Nel 1996 l’UNESCO lo ha inserito nella lista dei Patrimoni dell’Umanità.  Unico per il rigore matematico ed astronomico delle sue forme e per l’armoniosa unione degli elementi culturali del nord Europa, del mondo islamico e dell’antichità classica,  esempio di architettura del medioevo.

Interpretazioni su Castel del Monte

La definizione geometrica quasi cristallina e il legame indissolubile con un personaggio affascinante e poliedrico come Federico II, ha fatto sì che il castello abbia ispirato una lunga sequela di proposte. Molte le interpretazioni  in merito alle sue funzioni e ai suoi significati. Le spoliazioni che ha subito nel corso dei secoli lo hanno a tutti gli effetti trasformato in un guscio spoglio, solenne ed enigmatico, in modo tale da prestarsi a ogni genere di approccio interpretativo.
Certo c’è chi, conscio di ciò, prova a immaginarlo come era un tempo e riporta tutto ad una dimensione più terrena. Chi lo ritene una residenza di lusso, un padiglione di caccia o simbolica manifestazione del potere federiciano.

Simboli e teorie

E c’è chi, rivolgendo l’attenzione su determinati aspetti dell’edificio, vi ha trovato simbolismi esoterici. Chi lo ritene una sorta di laboratorio magico che fa da scenario a esperimenti o a riti misteriosi, per giungere ai più riposti segreti della natura. Per certe teorie è la vasca monumentale al centro del cortile la chiave di volta di un’interpretazione che vorrebbe Castel del Monte come una sorta di gigantesco battistero laico. L’acqua rigeneratrice era in funzione della gloria e del benessere del sovrano, supportato dal complesso sistema idrico e di riscaldamento interno, volto a garantire un costante benessere all’imperatore e la sua famiglia.

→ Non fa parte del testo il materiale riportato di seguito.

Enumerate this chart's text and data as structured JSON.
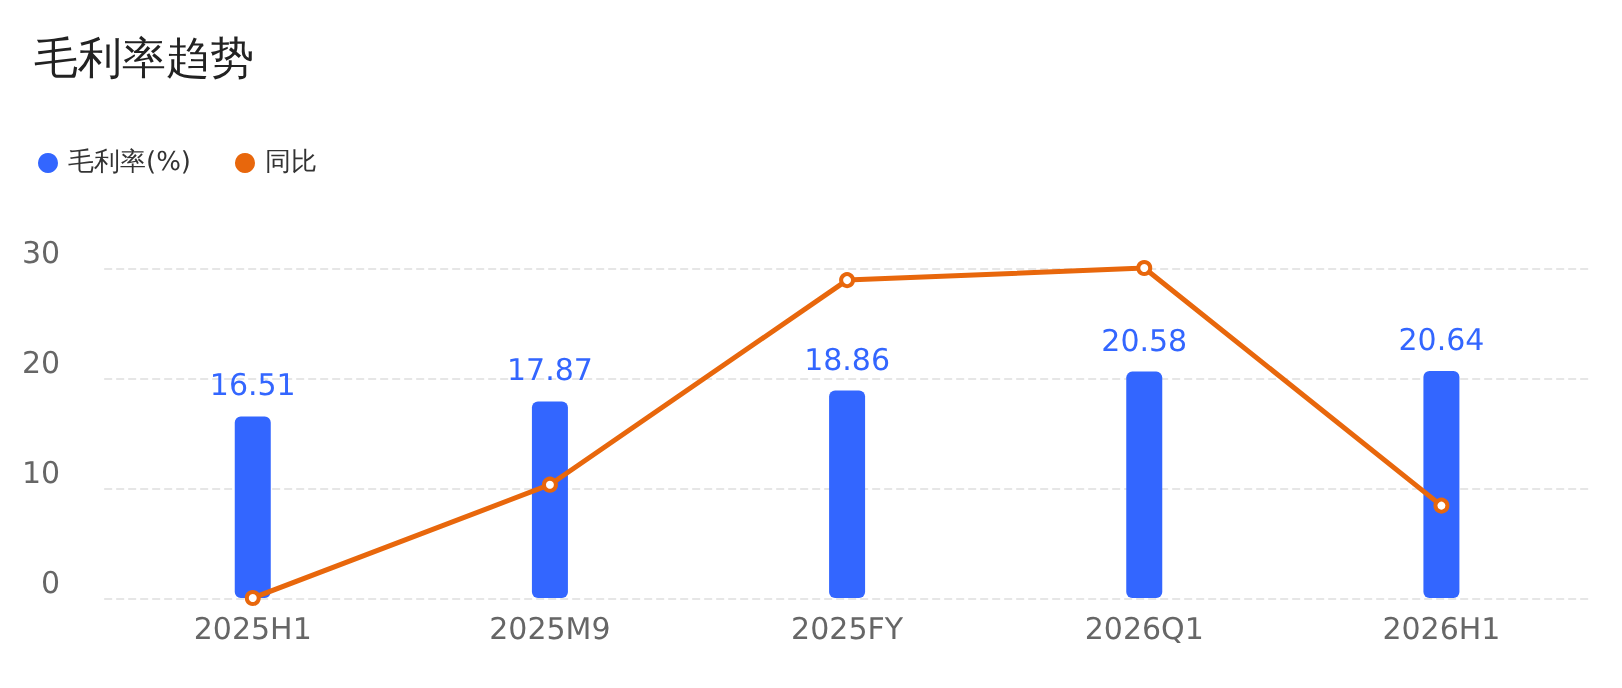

Ma qualcun altro si è spinto oltre, ritenendo che il segreto del castello sia tramandato da una figura del manoscritto Voynich oggi conservato a Yale.
Parliamo di un codice quattrocentesco alquanto enigmatico, a tema scientifico, che parla di cosmologia, alchimia, biologia, erboristica, riconoscibili dalle immagini ma non dal contenuto, sinora indecifrato. Questa figura mostra una costruzione ottagonale con torri d’angolo e una vasca centrale, sulla quale campeggia un sole che richiama forse Federico II. Viene definito il «Sole della giustizia», e potrebbe volerci dire come l’acqua fosse centrale nella visione dell’imperatore, fonte di vita e beneficio quasi medicinale.

Forse la verità è che il Castel del Monte era una sintesi di tutto ciò. Residenza di benessere, corte imperiale, fortezza difensiva e tempio del sapere.

Un luogo polifunzionale dai mirabili aspetti estetici e da una spiccata valenza monumentale. Un luogo multiculturale dove mondo occidentale e mondo orientale, al tempo contrapposte, trovano una sintesi e un’armonia perfetta.